The Elder Scrolls V: Skyrim - Dawnguard review
You there! How would you like to transform into a vampire lord? You get this fine set of flightless leathery wings, you can throw balls of red magic at people to leech some of their life, and you can summon a pet gargoyle! All for the low low price of I bite you in the neck and it gets kinda weird for a while but then I stop again.
The alternative, in Dawnguard, is to join the Dawnguard, who hunt vampires with crossbows and tame trolls. The vampiric option is a bit more exotic, but both sides seem pretty exciting, don’t they? And it’s Skyrim! It’s already amazing! About the only way this could be a let down is if both questlines steered you awkwardly into the same brain-numbingly dry prophecy guff and it crashed constantly!
So, er, the bad news first: that. Despite being presented with a choice between two factions with literally opposite objectives, both routes end up sending you on mostly the same errands, to achieve the same thing, and stop the same enemy. Which wouldn’t be so disappointing if it was a twisty, juicy, interesting plot. When it’s visiting a series of shrines to fill an urn with sacred water – as a floating genocidal vampire lord – it’s tough to enjoy
It’s also unbelievably shoddy.
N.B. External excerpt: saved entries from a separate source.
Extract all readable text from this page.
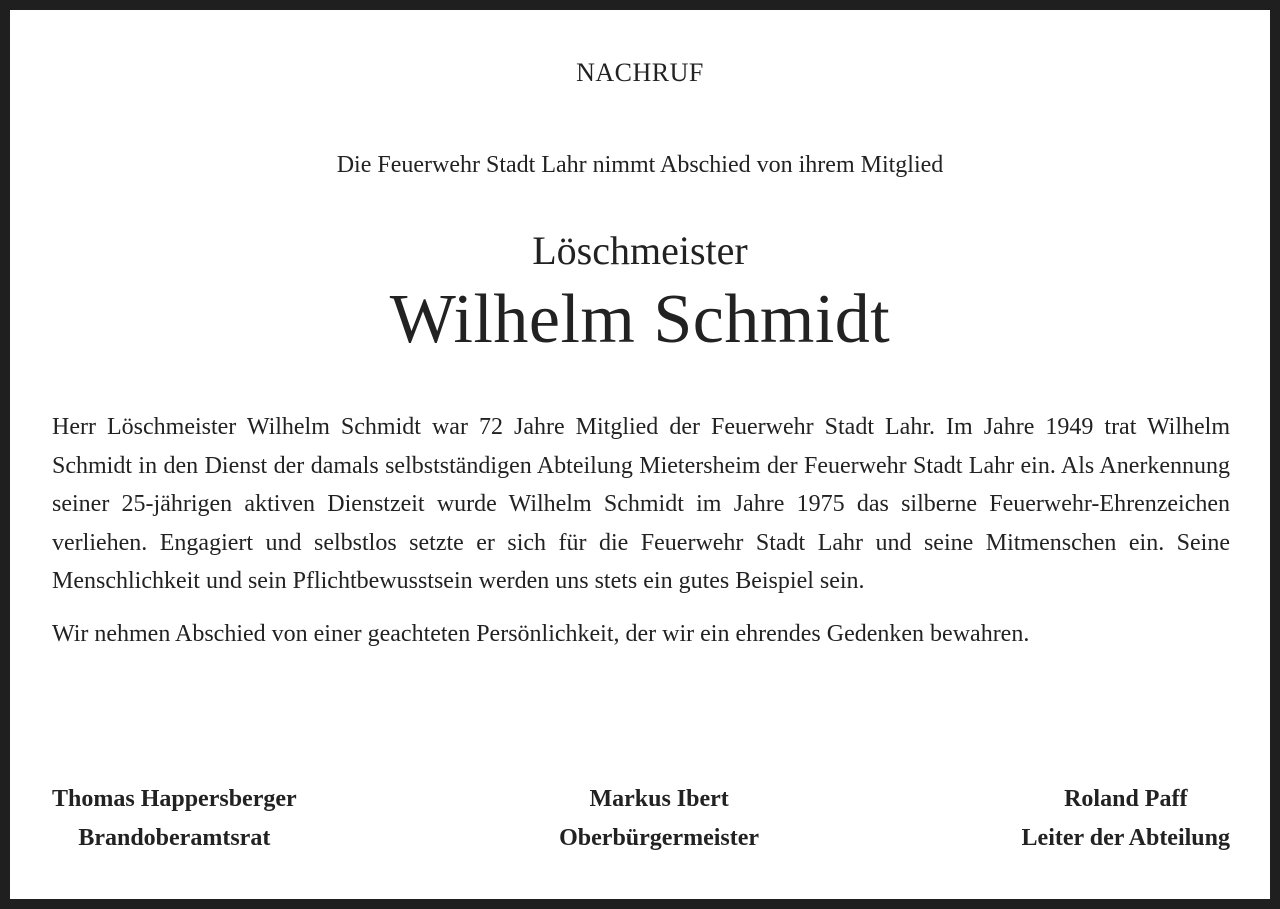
NACHRUF
Die Feuerwehr Stadt Lahr nimmt Abschied von ihrem Mitglied
Löschmeister
Wilhelm Schmidt

Herr Löschmeister Wilhelm Schmidt war 72 Jahre Mitglied der Feuerwehr Stadt Lahr. Im Jahre 1949 trat Wilhelm Schmidt in den Dienst der damals selbstständigen Abteilung Mietersheim der Feuerwehr Stadt Lahr ein. Als Anerkennung seiner 25-jährigen aktiven Dienstzeit wurde Wilhelm Schmidt im Jahre 1975 das silberne Feuerwehr-Ehrenzeichen verliehen. Engagiert und selbstlos setzte er sich für die Feuerwehr Stadt Lahr und seine Mitmenschen ein. Seine Menschlichkeit und sein Pflichtbewusstsein werden uns stets ein gutes Beispiel sein.

Wir nehmen Abschied von einer geachteten Persönlichkeit, der wir ein ehrendes Gedenken bewahren.

Thomas Happersberger
Brandoberamtsrat
Markus Ibert
Oberbürgermeister
Roland Paff
Leiter der Abteilung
The very first quest marker you get is completely wrong, leading to tedious minutes trying to climb a mountain that has nothing at the top. Half the characters keep repeating their greetings on a maddening loop, then cut their plot-critical lines short after a few words, omitting essential information. When I first got the ability to turn into a vampire lord, actually doing so caused every vampire in the vampire mansion to attack me for being a vampire. The worst kind of racists.
Vampire Lord mode, while an excellent phrase, is generally problematic. Entering it disables essential functions like the map, first-person mode, the ability to interact with quest-critical objects, and even the ability to bring up the magic menu to select the ‘turn back into a human’ option. Instead you have to fumble around to discover your favourites menu has secretly been replaced with a new one, and it’s one of the skills on there.
I’m playing with no mods installed, and Dawnguard regularly crashes to desktop. On one PC that runs Skyrimperfectly, it crashes consistently at the same point in Dawnguard, rendering it uncompletable. Even after a patch, it’s still buggy.
It’s tough, because Dawnguard takes you to some beautiful places. They have all the visual drama of Skyrim’s most spectacular views: a lonely rope bridge over a heart-stopping ice chasm, a secret glade filled with amber light, a winding path leading out of an underground mushroom forest and into the blinding white cloud of a mountaintop. Exploring these has a real sense of adventure, and that’s Dawnguard’s biggest strength.
But because they’re sprinkled across disconnected islands, caves and alternate realms, you never get the sense of a whole new land to explore. The Elder Scrolls community is already churning out gorgeous new places like this, not to mention new abilities.
The things Bethesda can potentially do better are story and quality assurance, both of which they bungle spectacularly here. There’s fun stuff in Dawnguard, but £14 ought to buy you something a hell of a lot more polished.
When originally published this review carried a score of 69, instead of the 59 that appeared in the magazine. This was an error and has since been corrected.
A bunch of fun new abilities and cool places but Dawnguard is far too glitchy to justify its steep price.